Toilet paper, sanitizer and yeast were but a few of the top-of-mind goods hoarded by Canadians at the outset of the COVID-19 pandemic.
In more recent weeks, however, another shortage – this of $50 banknotes – has come to light.
A staff discussion paper released by the Bank of Canada at the beginning of this month notes the demand for all denominations “increased significantly” in March and April; however, the demand is highest for $50 and $20 notes. Overall, in those two months, financial institutions’ net note withdrawals – the frequency, percentage and total amounts – were among the largest since 1998. While the two-month increase (tracked by the bank using a “notes in circulation” measure) was countrywide but concentrated in Canada’s major economic and population hubs, including Toronto, Montréal, Calgary and Vancouver.
While the increased demand isn’t expected to hinder the general public’s ability to withdraw cash, it could lead banks to change their cash orders to include denominations other than $50 and $20 notes.
“We still have $50 banknotes in stock, but the order adjustments were made in order to maintain adequate inventories throughout the next few weeks,” said Amélie Ferron-Craig, media relations consultant for the central bank.

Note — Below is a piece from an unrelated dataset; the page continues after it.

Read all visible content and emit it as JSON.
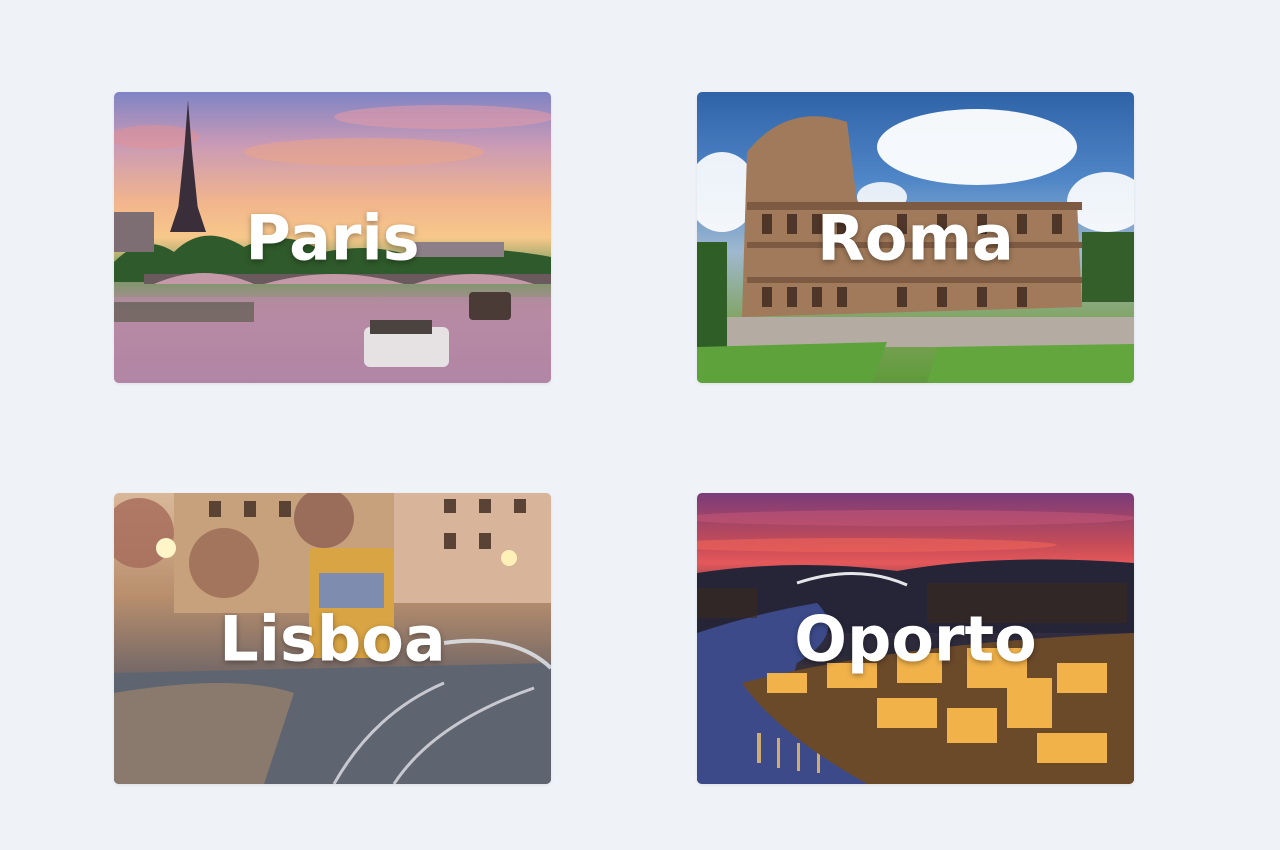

“This adjustment is due to the larger-than-expected demand over the past few months and ahead of our regularly scheduled stock replenishment expected by the end of summer. This measure, which only affects the $50 denomination, is temporary and will be lifted as soon as possible.”
CONCERNS OF A COMPROMISED SUPPLY
In early March, bank officials “became concerned that the banknote supply channel could become compromised during the pandemic,” according to the staff discussion paper.
The central bank increased its note reserves across the Bank Note Distribution System (BNDS), which through its 10 regional centres provides cash to financial institutions across the country, “to ensure that any increase in demand for cash by financial institutions across Canada could be met.”
After using its reserves to fill the BNDS inventory from 60 per cent to 90 per cent in early March, those numbers dwindled to 70 per cent by late April.
The paper also points to three main reasons for the shortage. They include:
- a precautionary measure taken by financial institutions to increase their cash inventories during the pandemic due to concerns about possible disruptions to cash transportation services and to reduce the risk of cash stockouts from potential customer demand;
- an increase in the amount of cash drawn from the Bank of Canada by financial institutions, whose flow of cash deposits from retailers was disrupted; and
- higher consumer demand for banknotes—something the bank’s analysis cites as “significant.”
The central bank’s 2020 “Cash Alternative Survey” also highlights an increase in the amount of cash held by Canadians – an average of $22 more – during the pandemic. Meanwhile, 35 per cent of Canadians have decreased their overall cash use and another 30 per cent of respondents said they did not use any cash. Just seven per cent of respondents reported difficulties withdrawing cash during the pandemic.
During the height of the lockdown, some Canadian businesses, including Metro, Loblaws and Tim Hortons, began encouraging customers to use contactless payments while others – Longos, Best Buy, Indigo and The Shoe Company – have refused cash entirely.
To read the full Bank of Canada paper, click here.
The bank is also planning to conduct follow-up surveys and analyses later in 2020 and in the first half of 2021.
EUROPE & THE U.S.
A similar report published by the U.K.-based Centre for Economic Policy Research notes a similar increase in circulating cash in Italy, Spain, Germany, France, Australia, Brazil, Russia and the United States, the latter of which is also battling a nationwide coin shortage.
The U.S. Federal Reserve issued a statement this June noting the pandemic has caused a shortage of pennies, nickels, dimes and quarters at financial institutions across the country.
“The COVID-19 pandemic has significantly disrupted the supply chain and normal circulation patterns for U.S. coin,” according to the June statement. “In the past few months, coin deposits from depository institutions to the Federal Reserve have declined significantly and the U.S. Mint’s production of coin also decreased due to measures put in place to protect its employees. Federal Reserve coin orders from depository institutions have begun to increase as regions reopen, resulting in the Federal Reserve’s coin inventory being reduced to below normal levels.”
After some temporary rationing and strategic allocation effective June 15, the Federal Reserve also launched the U.S. Coin Task Force to “identify, implement, and promote actions to reduce the consequence and duration of COVID-19 related disruptions to normal coin circulation,” according to a June 30 statement.
Following its first meeting on July 10 and several more throughout this month, the task force is slated to release recommendations in early August.